Parallel execution using ParallelLogger

Introduction

This vignette describes how you can use the ParallelLogger package to execute R code in parallel. This can help speed up an analysis, by using multiple processors at the same time instead of using a single processor to execute the code in sequence.

Important concepts.

  • Cluster: A set of compute nodes.
  • Node: A separate instance of R that is instantiated, controlled, and terminated by the user’s current R session.

In this package, all nodes are on the same computer. Note that the parallel package allows you to also create nodes on remote machines, for example in a physical computer cluster.

Creating a cluster

We can create a cluster using the makeCluster command:

cluster <- makeCluster(numberOfThreads = 3)
## Initiating cluster with 3 threads

This instantiates three new R instances on your computer, which together form a cluster.

Single-node cluster

Note that if we set numberOfThreads = 1, the default behavior is to not instantiate any nodes. Rather, the main thread (the user’s session) is used for execution. One advantage of this is that it is easier to debug code in the main thread, as it is possible for example to set break points or tag a function using debug, which is not possible when using multiple threads. To disable this behavior, you can set singleThreadToMain = FALSE.

Executing in parallel

Any code that we want to execute needs to be implemented in an R function, for example:

fun <- function(x, constant) {
     return(x * constant)
}

This simple function merely computes the product of x and constant, and returns it.
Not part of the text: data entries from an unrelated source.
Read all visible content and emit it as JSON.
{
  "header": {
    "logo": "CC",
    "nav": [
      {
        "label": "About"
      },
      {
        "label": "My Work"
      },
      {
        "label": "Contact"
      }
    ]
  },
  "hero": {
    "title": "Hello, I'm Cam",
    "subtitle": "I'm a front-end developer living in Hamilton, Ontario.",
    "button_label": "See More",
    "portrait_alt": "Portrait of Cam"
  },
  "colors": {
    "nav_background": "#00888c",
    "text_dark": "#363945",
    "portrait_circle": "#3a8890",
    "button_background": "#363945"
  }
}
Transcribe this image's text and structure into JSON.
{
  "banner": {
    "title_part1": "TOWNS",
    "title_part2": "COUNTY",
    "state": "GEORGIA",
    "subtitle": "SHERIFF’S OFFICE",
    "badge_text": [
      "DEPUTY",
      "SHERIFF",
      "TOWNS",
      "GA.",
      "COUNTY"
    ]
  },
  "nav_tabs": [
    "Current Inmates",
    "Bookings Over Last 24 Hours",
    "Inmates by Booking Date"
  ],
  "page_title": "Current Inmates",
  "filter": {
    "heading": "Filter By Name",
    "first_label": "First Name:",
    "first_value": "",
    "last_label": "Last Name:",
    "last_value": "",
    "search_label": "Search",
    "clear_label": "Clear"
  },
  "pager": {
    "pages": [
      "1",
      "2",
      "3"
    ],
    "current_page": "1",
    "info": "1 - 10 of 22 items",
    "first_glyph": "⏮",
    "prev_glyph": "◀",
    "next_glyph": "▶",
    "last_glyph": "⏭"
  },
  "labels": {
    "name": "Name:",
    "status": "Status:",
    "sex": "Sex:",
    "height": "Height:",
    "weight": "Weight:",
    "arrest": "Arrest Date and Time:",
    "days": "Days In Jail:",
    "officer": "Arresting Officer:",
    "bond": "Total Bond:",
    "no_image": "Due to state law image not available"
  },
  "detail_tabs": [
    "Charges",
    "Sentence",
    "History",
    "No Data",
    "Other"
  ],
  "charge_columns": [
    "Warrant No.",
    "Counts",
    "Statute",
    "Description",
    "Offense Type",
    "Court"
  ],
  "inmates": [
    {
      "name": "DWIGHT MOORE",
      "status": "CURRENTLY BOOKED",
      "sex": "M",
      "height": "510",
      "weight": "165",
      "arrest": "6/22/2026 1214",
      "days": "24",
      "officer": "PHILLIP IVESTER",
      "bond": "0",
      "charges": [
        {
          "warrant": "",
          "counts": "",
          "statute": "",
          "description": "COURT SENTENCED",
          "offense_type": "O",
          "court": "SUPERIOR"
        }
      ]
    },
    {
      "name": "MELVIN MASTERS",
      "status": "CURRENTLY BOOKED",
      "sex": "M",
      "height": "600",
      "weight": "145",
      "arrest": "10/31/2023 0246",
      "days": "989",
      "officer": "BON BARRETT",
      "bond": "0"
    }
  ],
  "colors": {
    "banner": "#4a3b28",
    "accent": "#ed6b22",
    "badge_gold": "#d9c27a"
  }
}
We can now execute this function in parallel across our cluster:

x <- 1:3
clusterApply(cluster, x, fun, constant = 2)
##   |                                                                              |                                                                      |   0%  |                                                                              |=======================                                               |  33%  |                                                                              |===============================================                       |  67%  |                                                                              |======================================================================| 100%
## [[1]]
## [1] 2
## 
## [[2]]
## [1] 4
## 
## [[3]]
## [1] 6

The function clusterApply executes the function across the nodes over all values of x, and returns all responses in a list. Note that by default a progress bar is shown. This can be disabled by setting progressBar = FALSE when calling clusterApply.

Important: clusterApply does not guarantee that the results are returned in the same sequence as x.

Important: The context in which a function is created is also transmitted to the worker node. If a function is defined inside another function, and that outer function is called with a large argument, that argument will be transmitted to the worker node each time the function is executed, causing substantial (probably unnecessary) overhead. It can therefore make sense to define the function to be called at the package level rather than inside a function, to save overhead. So for example, in the code below every time the function doTinyJob is called, the largeVector argument is passed to the worker node:

doBigJob <- function(largeVector) {
  doTinyJob <- function(x){
    return(x^2)
  }
  cluster <- makeCluster(numberOfThreads = 3)
  clusterApply(cluster, largeVector, doTinyJob)
  stopCluster(cluster)
}

It is much more efficient to declare doTinyJob outside the doBigJob function:

doTinyJob <- function(x){
  return(x^2)
}

doBigJob <- function(largeVector) {
  cluster <- makeCluster(numberOfThreads = 3)
  clusterApply(cluster, largeVector, doTinyJob)
  stopCluster(cluster)
}

Stopping the cluster

Once you are done using the cluster, make sure to stop it:

stopCluster(cluster)
## Stopping cluster

Debugging, logging, and error handling

As mentioned in the Single-node cluster section, R’s standard debugging tools do not work when executing in parallel. Setting numberOfThreads = 1 when calling makeCluster ensures the code is executed in the main thread, so breakpoints and debugging function properly.

The Logging using ParallelLogger vignette explains how logging can be used to record events, including warnings and errors, when executing in parallel.

By default, an error thrown by a node does not cause the execution in the other nodes to stop. Instead, when an error is thrown the execution continues over the other values, and not until those are complete is an error thrown in the main thread. The rationale for this is that it might be informative to see all errors instead of just the first. However, this behavior can be changed by setting stopOnError = TRUE when calling clusterApply.

Support for Andromeda objects

The Andromeda package allows the user to work with data objects that are too large to fit in memory, by storing the data on disk. When calling makeCluster, the andromedaTempFolder option is copied from the main thread to all worker nodes. Note that it is not possible to pass Andromeda objects to nodes. A workaround could be to pass the file name of an Andromeda object instead.